Tie dye is an illustrative example. “I knew tie dye was going to be big, but I didn’t realize how big it was going to be. We have tie dye pajamas, onesies, bathing suits—pretty much, if you put tie dye on it, it will sell,” she said.
And although ‘retro’ to young children only extends back a couple of years, kids are rocking the 80s look, with graphic Ts, patches and ruffles.
Like their taller counterparts, kids are also wearing loungewear. “I wasn’t selling as many dresses for Easter or weddings, but more comfy play wear. People were spending more on their kids than on themselves,” she observed.

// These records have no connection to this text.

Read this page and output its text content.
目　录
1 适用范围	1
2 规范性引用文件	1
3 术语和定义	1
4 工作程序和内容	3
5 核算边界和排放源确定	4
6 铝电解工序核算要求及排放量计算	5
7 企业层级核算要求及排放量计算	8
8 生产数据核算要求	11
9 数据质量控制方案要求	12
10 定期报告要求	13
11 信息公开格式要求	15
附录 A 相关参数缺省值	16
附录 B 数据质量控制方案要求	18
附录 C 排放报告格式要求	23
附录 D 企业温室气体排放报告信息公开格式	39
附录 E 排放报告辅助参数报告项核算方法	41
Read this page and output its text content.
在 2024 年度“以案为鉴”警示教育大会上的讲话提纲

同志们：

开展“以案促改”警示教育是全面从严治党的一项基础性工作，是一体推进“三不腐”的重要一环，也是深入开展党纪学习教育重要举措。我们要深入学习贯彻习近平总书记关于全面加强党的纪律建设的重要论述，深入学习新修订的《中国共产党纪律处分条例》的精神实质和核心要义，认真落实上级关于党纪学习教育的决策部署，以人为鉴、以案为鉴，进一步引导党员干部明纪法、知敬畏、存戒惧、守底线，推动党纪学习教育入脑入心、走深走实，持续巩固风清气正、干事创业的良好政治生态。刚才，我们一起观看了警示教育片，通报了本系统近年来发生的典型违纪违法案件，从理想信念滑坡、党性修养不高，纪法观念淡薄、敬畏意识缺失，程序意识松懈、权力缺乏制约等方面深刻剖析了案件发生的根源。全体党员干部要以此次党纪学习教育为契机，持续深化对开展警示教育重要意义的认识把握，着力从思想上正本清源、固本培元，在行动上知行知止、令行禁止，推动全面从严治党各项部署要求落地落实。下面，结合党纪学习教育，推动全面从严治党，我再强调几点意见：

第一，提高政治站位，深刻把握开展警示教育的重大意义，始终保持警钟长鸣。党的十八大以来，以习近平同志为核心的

For babies, Zagar is selling bamboo; the fabric is popular for its moisture wicking properties, among other benefits. “Parents love bamboo for their minis because it is sustainable and actually gets softer as the fabric is washed. It’s a very soft and breathable fabric and being organic it’s said to be better for sensitive skin,” she said.
Zagar does not sell as many clothes for boys, though she does carry both tie dye and graphic Ts.
For kids, Mud Pie features layering pieces like vests, jackets and shackets. Fruchtman said that denim for kids is popular, along with “…fantastic fall florals, foxes, bears, corduroy, camo, dinosaurs and leopard.”
For the youngest of consumers, minimal design, soft, subdued hues and gender neutral dominate. “The desire for gender neutral colors and styles has overtaken this category. Earthen hues of neutrals and browns with little pops of subdued colors have been the most popular for us. Rainbows continue to be strong and we have included a number of colorways in our line and have added a handknit sweater with rainbow pockets for this coming fall,” said Carol Lavinthal, CEO of Huggalugs, a children’s hats and sweater manufacturer headquartered in Washington.
Newborn sizing has also been popular for Huggalugs, driven by the desire for new parents to post pictures of their newborns in the trendiest clothing. Handknit sweaters with coordinating hats have been popular for them along with such designs as forest and T-rex hats.
“Very seldom are people buying for their own kids,” said Moran, advising that if a store carries baby clothes, it should be giftable. Custom clothing for children is spiking; Moran said that since retailers want to be unique, offering custom clothes will help them to stand out.